What features dramatically improved your custom memory system?
Posted by dangerous_inference@reddit | LocalLLaMA | View on Reddit | 5 comments
Let's talk memory systems.
I'm going to provide an overview of my memory system in the comments, but I really want to know what you did that really changed things for the better with your system.
After I first implemented what I'm calling "transient auto-memory", the assistant suddenly got so much more coherent and began speaking with total knowledge of all the testing we did over a few months. It was a surreal moment. Really changed things.
I want to pick your brains and find out if you did anything cool I should try.
IngenuityNo1411@reddit
Not some success so far, but I'd bring up a question exactly from my old post: What would you do to prevent model adding nosenses into memory?

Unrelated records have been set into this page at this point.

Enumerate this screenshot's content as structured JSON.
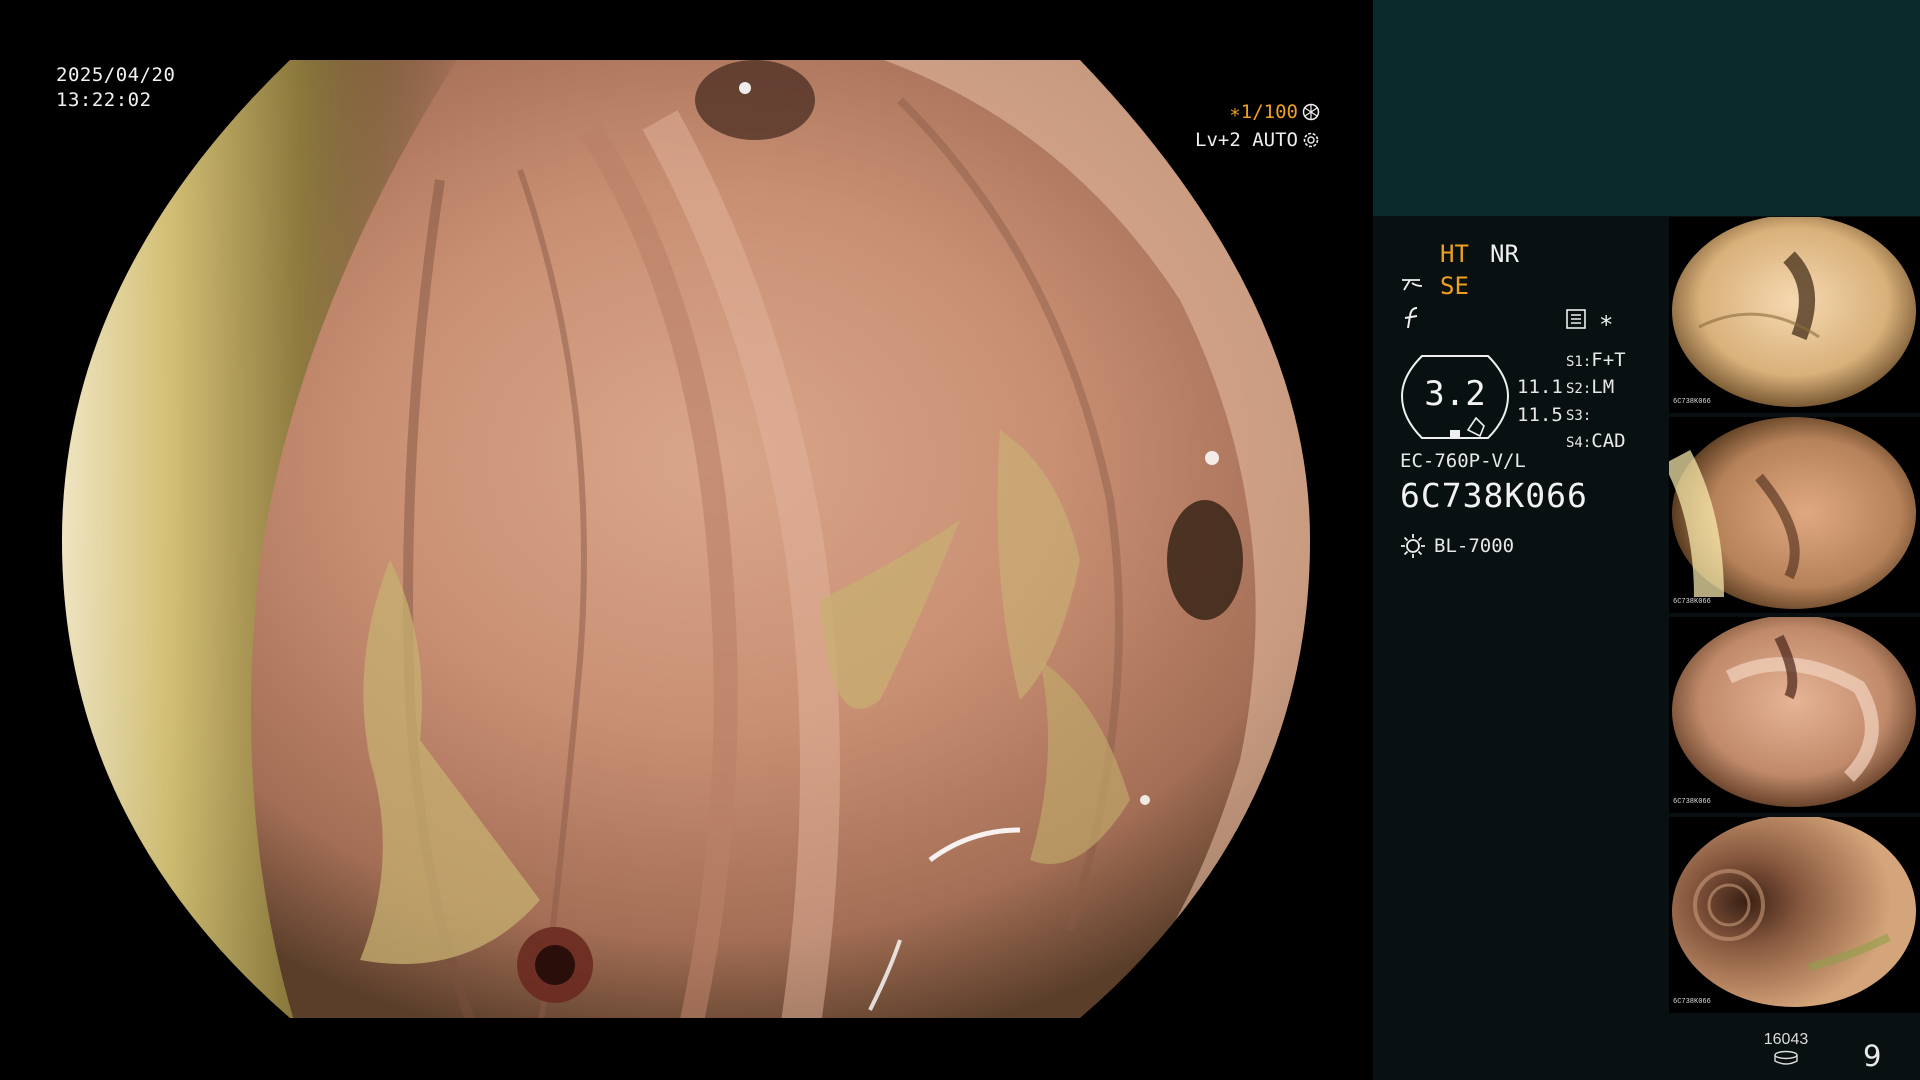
{
  "overlay": {
    "date": "2025/04/20",
    "time": "13:22:02",
    "shutter": "∗1/100",
    "light_level": "Lv+2 AUTO"
  },
  "status": {
    "ht_label": "HT",
    "nr_label": "NR",
    "se_label": "SE",
    "star": "∗",
    "gauge_value": "3.2",
    "reading_1": "11.1",
    "reading_2": "11.5"
  },
  "settings": [
    {
      "key": "S1:",
      "value": "F+T"
    },
    {
      "key": "S2:",
      "value": "LM"
    },
    {
      "key": "S3:",
      "value": ""
    },
    {
      "key": "S4:",
      "value": "CAD"
    }
  ],
  "scope": {
    "model": "EC-760P-V/L",
    "serial": "6C738K066",
    "light_source": "BL-7000"
  },
  "thumbnails": [
    {
      "name": "capture-1",
      "serial": "6C738K066"
    },
    {
      "name": "capture-2",
      "serial": "6C738K066"
    },
    {
      "name": "capture-3",
      "serial": "6C738K066"
    },
    {
      "name": "capture-4",
      "serial": "6C738K066"
    }
  ],
  "footer": {
    "counter": "16043",
    "page_number": "9"
  },
  "colors": {
    "accent_orange": "#f0a020",
    "panel_top": "#0b2a2c",
    "panel_bottom": "#081011",
    "text": "#e8e8e8"
  },
  "icons": {
    "shutter_icon": "aperture-icon",
    "lv_icon": "gear-icon",
    "se_icon": "edge-enhance-icon",
    "f_icon": "freeze-icon",
    "doc_icon": "report-icon",
    "light_icon": "lamp-icon",
    "storage_icon": "disk-icon"
  }
}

dangerous_inference@reddit (OP)
Well, the whole thing is one massive effort to reduce noise and increase signal. My memory processing is four main stages of inference, and each one is a 2000+ word system prompt that is like a dense legal document. The goal of all of it is to extract useful facts and dismiss garbage.
I can get into the details, but that means going through most of the mechanism. At a high level the first stage is Extract, which picks certain kinds of facts and ignores commands, greetings, other useless garbage. The next stage Refine transforms statement tense and filters more.
The next stages Consolidate and Account bundle the extracted facts and create a generalized overarching statement about them. This statement is what is surfaced to memory. This part really compresses quite a bit and makes the memories very semantically dense without generating false information.
tonyboi76@reddit
the biggest jump for me was not a feature, it was writing memories with WHY context. user likes python is brittle, it gets misapplied to every python decision later. user prefers python because rapid prototyping after burning weeks on java JVM startup is robust, claude can reason about whether the why still applies to the current context (microservice in 2026 where startup matters less, JVM might actually be fine again). the related feature: every memory entry has a timestamp and a source quote of when it was learned, so when memory says X i can audit whether X is still true.
dangerous_inference@reddit (OP)
Yeah, more and denser context is the name of the game. The more relevant data you can impart to the model, the better the results. The trick is not inundating it with noise at the same time.
dangerous_inference@reddit (OP)
I made a memory system I'm calling Bubblemem. Grossly simplified, it is:
I set out to make something that works much better than the two prior systems I tried, and I have to say I succeeded. Although I don't know how it compares to other systems. The only other two systems I tried dumped massive text into context and called it a day. My system is not on Github because there is zero demand for more unproven memory systems.
The fundamental premise of my other assistant project is that context should be a "snapshot" containing only the information the assistant needs for that turn and as little else as possible. Extremely thin context yields vastly better performance on local hardware, making it possible to have a much bigger model respond in real time with excellent coherence.
So Bubblemem really started shining when I implemented what I'm calling transient memory auto-surfacing. It does the memory lookup on each user turn, and puts the top_k results into the system prompt for one turn only. All memories are removed and replaced with new memories on the next turn. The beauty of this is if the same memory entry is still relevant on the next turn, it will reappear. Only relevant memories are ever in context.
I guess another cool feature is grading memory by durability and depth. Durability is the natural timescale of the memory--how long does it impact my life or matter? Depth is how much does it matter relative to normative values. So "I love ice cream" is much lower in depth than "I love my child", but actually could be pretty close for durability. This enables very effective decay and archiving of short-lived information, while enabling the assistant to remember "I had to buy cauliflower florets instead of riced cauliflower" for a few days.
These concepts are so much harder to implement in practice, though. The depth and durability ratings are I think like a 2k word prompt. Each round of inference in my system is 1.7-2.5k words. I started development with Qwen3.5 27B, but moved to the vastly better Gemma 4 31B when that came out. I have come to realize that there are is no such thing as a "simple, elegant, short" prompt that does 90% of the task correctly. I have found that dense, pedantically phrased, lengthy prompts, continuously audited for logical contradictions, are the way to go. It can feel like a never-ending game of whack-a-mole fixing every issue, but eventually it does start doing what you want. It's just hard to get there.